I don't disagree with you at all, but let's be historically honest: the gay community is not the biggest or even the most important threat to the institution of marriage.

"No fault divorce," which passed through legislatures with nary a word of protest from the Catholic or Christian communities long before the "gay marriage" debate, has done more to destroy the institution of marriage than any other single factor. The gay community is simply building on the foundation laid by others before it.

"Gay marriage" is an important issue, but its consequences are as nothing compared to what we've legislatively allowed and done to ourselves through "no fault divorce."

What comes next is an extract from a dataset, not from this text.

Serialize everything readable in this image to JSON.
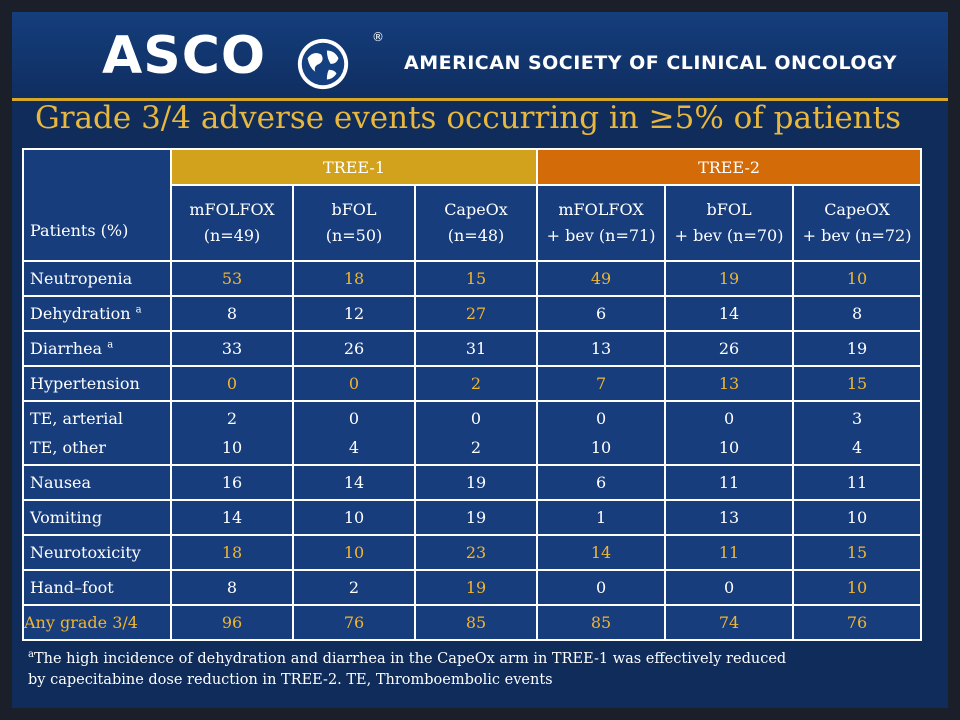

Just as we distract ourselves from the more important issue of "Catholics in the pews" by focusing on Catholic politicians receiving or being denied Communion, so are we distracted from the much larger elephant in the room by going ballistic over "gay marriage" while ignoring "no fault divorce."

Struggling Sinner said...

Some things I agree with there, Terry. But I notice you say, essentially, that gay "marriage" is building on the foundation laid by no fault divorce. But then we have to ask: what's the foundation that no fault divorce is built on? Easy: self-indulgence.

The apotheosis of self-indulgence was the 60’s and it's only because of the cultural destruction we've gone through since, that same-sex "marriage" is even conceivable.

When people started thinking of marriage as just one relationship among others, bingo, we had no fault divorce. Makes sense, if marriage IS just one relationship among others. So the problem is many people think that marriage IS just one relationship among others. That’s why people support same-sex “marriage.”

One good thing about the same-sex “marriage” debate is that people will be forced to think about what marriage really is, and why it is unique, and why it has been understood as unique throughout history. In fighting to defend marriage against the same-sex “marriage” onslaught, we are also of necessity fighting to restore a proper understanding of what marriage is.